Inspecting the development of Specific Centroids and Clusters over time

image alt text

Change Of Cluster Count Over Time

Cluster Count over Time

Due to the nature of dynamic k-means new clusters can be created and older clusters deleted or merged with every new batch.

The above diagram shows how the number of clusters changes with new batches. The overall number of clusters stays roughly the same between 2100 and 2600. It can also be observed that during the first batch only new centroids are added and that the percentage of new centroids is decreasing over time. The reason for that is that more and more "stable" topics (topics which appear in multiple successive batches) appear over time.

Performance Evaluation

  • Cluster Specs: 10 Server with 2 Cores x 2.67 GHz CPU, 4 GB RAM, Spark Standalone

  • Data: 300.000 Tweets 15.07.16 19:30 - 23:30 Uhr

  • Experiment Setup: run each experiment 3 times

Runtime

image alt text

In the chart above the clustering runtime per executor for a total number of 10 batches is shown. As one can see the higher the batch size the longer the execution time.

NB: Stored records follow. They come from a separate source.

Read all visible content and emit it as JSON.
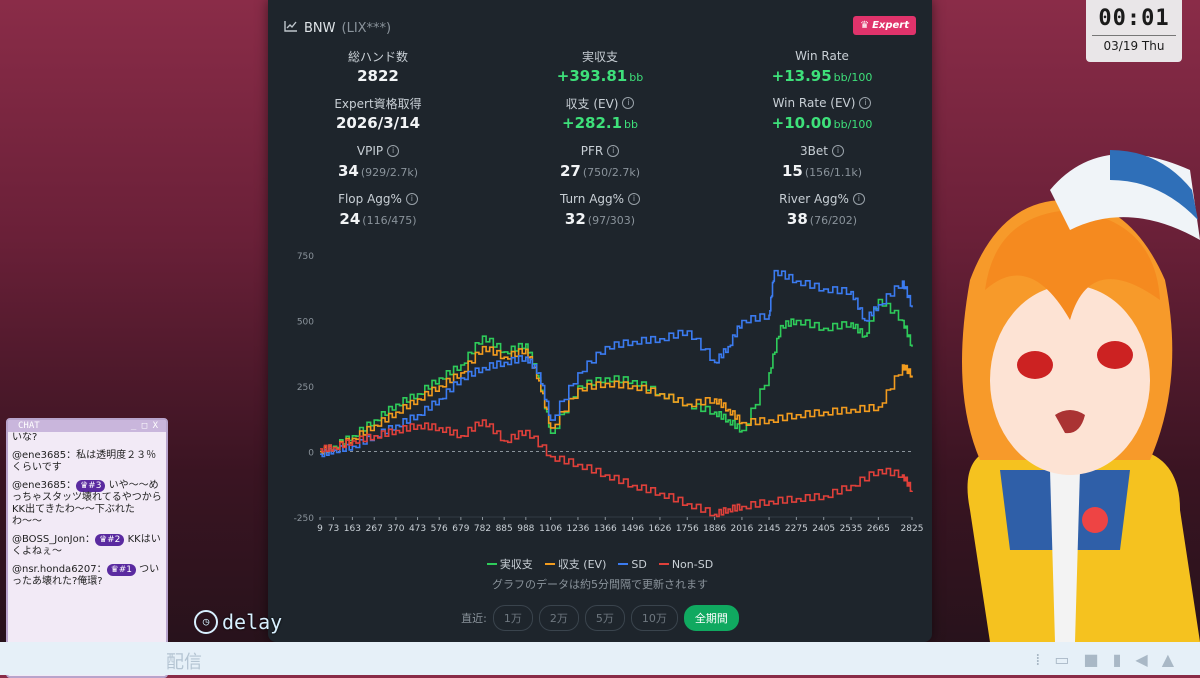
{
  "header": {
    "title": "BNW",
    "subtitle": "(LIX***)",
    "badge": "Expert"
  },
  "stats": [
    {
      "label": "総ハンド数",
      "value": "2822",
      "unit": "",
      "detail": "",
      "green": false,
      "info": false
    },
    {
      "label": "実収支",
      "value": "+393.81",
      "unit": "bb",
      "detail": "",
      "green": true,
      "info": false
    },
    {
      "label": "Win Rate",
      "value": "+13.95",
      "unit": "bb/100",
      "detail": "",
      "green": true,
      "info": false
    },
    {
      "label": "Expert資格取得",
      "value": "2026/3/14",
      "unit": "",
      "detail": "",
      "green": false,
      "info": false
    },
    {
      "label": "収支 (EV)",
      "value": "+282.1",
      "unit": "bb",
      "detail": "",
      "green": true,
      "info": true
    },
    {
      "label": "Win Rate (EV)",
      "value": "+10.00",
      "unit": "bb/100",
      "detail": "",
      "green": true,
      "info": true
    },
    {
      "label": "VPIP",
      "value": "34",
      "unit": "",
      "detail": "(929/2.7k)",
      "green": false,
      "info": true
    },
    {
      "label": "PFR",
      "value": "27",
      "unit": "",
      "detail": "(750/2.7k)",
      "green": false,
      "info": true
    },
    {
      "label": "3Bet",
      "value": "15",
      "unit": "",
      "detail": "(156/1.1k)",
      "green": false,
      "info": true
    },
    {
      "label": "Flop Agg%",
      "value": "24",
      "unit": "",
      "detail": "(116/475)",
      "green": false,
      "info": true
    },
    {
      "label": "Turn Agg%",
      "value": "32",
      "unit": "",
      "detail": "(97/303)",
      "green": false,
      "info": true
    },
    {
      "label": "River Agg%",
      "value": "38",
      "unit": "",
      "detail": "(76/202)",
      "green": false,
      "info": true
    }
  ],
  "chart_data": {
    "type": "line",
    "ylim": [
      -250,
      750
    ],
    "yticks": [
      750,
      500,
      250,
      0,
      -250
    ],
    "xticks": [
      9,
      73,
      163,
      267,
      370,
      473,
      576,
      679,
      782,
      885,
      988,
      1106,
      1236,
      1366,
      1496,
      1626,
      1756,
      1886,
      2016,
      2145,
      2275,
      2405,
      2535,
      2665,
      2825
    ],
    "colors": {
      "grid": "#333c44",
      "axis": "#8a939b"
    },
    "series": [
      {
        "name": "実収支",
        "color": "#2ecc5a",
        "x": [
          9,
          73,
          163,
          267,
          370,
          473,
          576,
          679,
          782,
          885,
          988,
          1050,
          1106,
          1236,
          1366,
          1496,
          1626,
          1756,
          1886,
          1950,
          2016,
          2145,
          2200,
          2275,
          2405,
          2535,
          2600,
          2665,
          2780,
          2825
        ],
        "y": [
          0,
          20,
          60,
          120,
          180,
          220,
          280,
          330,
          440,
          380,
          410,
          280,
          70,
          250,
          280,
          270,
          220,
          180,
          150,
          120,
          80,
          300,
          480,
          500,
          470,
          490,
          440,
          580,
          500,
          400
        ]
      },
      {
        "name": "収支 (EV)",
        "color": "#f39c1e",
        "x": [
          9,
          73,
          163,
          267,
          370,
          473,
          576,
          679,
          782,
          885,
          988,
          1050,
          1106,
          1236,
          1366,
          1496,
          1626,
          1756,
          1886,
          1950,
          2016,
          2145,
          2275,
          2405,
          2535,
          2665,
          2780,
          2825
        ],
        "y": [
          0,
          15,
          50,
          100,
          150,
          200,
          250,
          300,
          400,
          360,
          390,
          270,
          90,
          240,
          260,
          250,
          220,
          180,
          200,
          160,
          110,
          120,
          140,
          150,
          160,
          170,
          330,
          290
        ]
      },
      {
        "name": "SD",
        "color": "#3b7bf0",
        "x": [
          9,
          73,
          163,
          267,
          370,
          473,
          576,
          679,
          782,
          885,
          988,
          1050,
          1106,
          1236,
          1366,
          1496,
          1626,
          1756,
          1886,
          1950,
          2016,
          2145,
          2170,
          2275,
          2405,
          2535,
          2600,
          2665,
          2780,
          2825
        ],
        "y": [
          -10,
          5,
          20,
          60,
          100,
          140,
          200,
          280,
          320,
          340,
          360,
          300,
          120,
          300,
          400,
          420,
          430,
          460,
          340,
          400,
          500,
          520,
          690,
          650,
          620,
          610,
          500,
          560,
          650,
          550
        ]
      },
      {
        "name": "Non-SD",
        "color": "#e0403a",
        "x": [
          9,
          73,
          163,
          267,
          370,
          473,
          576,
          679,
          782,
          885,
          988,
          1106,
          1236,
          1366,
          1496,
          1626,
          1756,
          1886,
          1950,
          2016,
          2145,
          2275,
          2405,
          2535,
          2665,
          2780,
          2825
        ],
        "y": [
          10,
          15,
          40,
          60,
          80,
          100,
          90,
          60,
          120,
          40,
          80,
          -20,
          -50,
          -90,
          -130,
          -160,
          -200,
          -240,
          -220,
          -210,
          -190,
          -180,
          -170,
          -130,
          -70,
          -90,
          -150
        ]
      }
    ]
  },
  "legend": [
    {
      "label": "実収支",
      "color": "#2ecc5a"
    },
    {
      "label": "収支 (EV)",
      "color": "#f39c1e"
    },
    {
      "label": "SD",
      "color": "#3b7bf0"
    },
    {
      "label": "Non-SD",
      "color": "#e0403a"
    }
  ],
  "note": "グラフのデータは約5分間隔で更新されます",
  "ranges": {
    "label": "直近:",
    "buttons": [
      "1万",
      "2万",
      "5万",
      "10万",
      "全期間"
    ]
  },
  "clock": {
    "time": "00:01",
    "date": "03/19 Thu"
  },
  "chat": {
    "title": "CHAT",
    "controls": "_ □ X",
    "messages": [
      {
        "user": "",
        "badge": "",
        "text": "いな?"
      },
      {
        "user": "@ene3685：",
        "badge": "",
        "text": "私は透明度２３％くらいです"
      },
      {
        "user": "@ene3685：",
        "badge": "♛#3",
        "text": "いや〜〜めっちゃスタッツ壊れてるやつからKK出てきたわ〜〜下ぶれたわ〜〜"
      },
      {
        "user": "@BOSS_JonJon：",
        "badge": "♛#2",
        "text": "KKはいくよねぇ〜"
      },
      {
        "user": "@nsr.honda6207：",
        "badge": "♛#1",
        "text": "ついったあ壊れた?俺環?"
      }
    ]
  },
  "overlay": {
    "delay": "delay",
    "bottom_text": "配信"
  }
}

But when the batch size double (e.g. from 10.000 to 20.000) the runtime is more than twice as much (e.g. from 19 min to 44 min). This is due to the fact that our streaming k-means algorithm is not linear. In addition the chart shows that our algorithm scales with the number of executors. When using more executors, the runtime gets lower.

Speedup

image alt text

The above diagramm shows the relative speedup. The different colored lines represent again the different batch sizes and the purple line the ideal speedup. As the other chart also indicates our algorithm scales. In addition you can see that there is a higher speed up when using a bigger batch size. That is because it can be distributed better when having more tweets.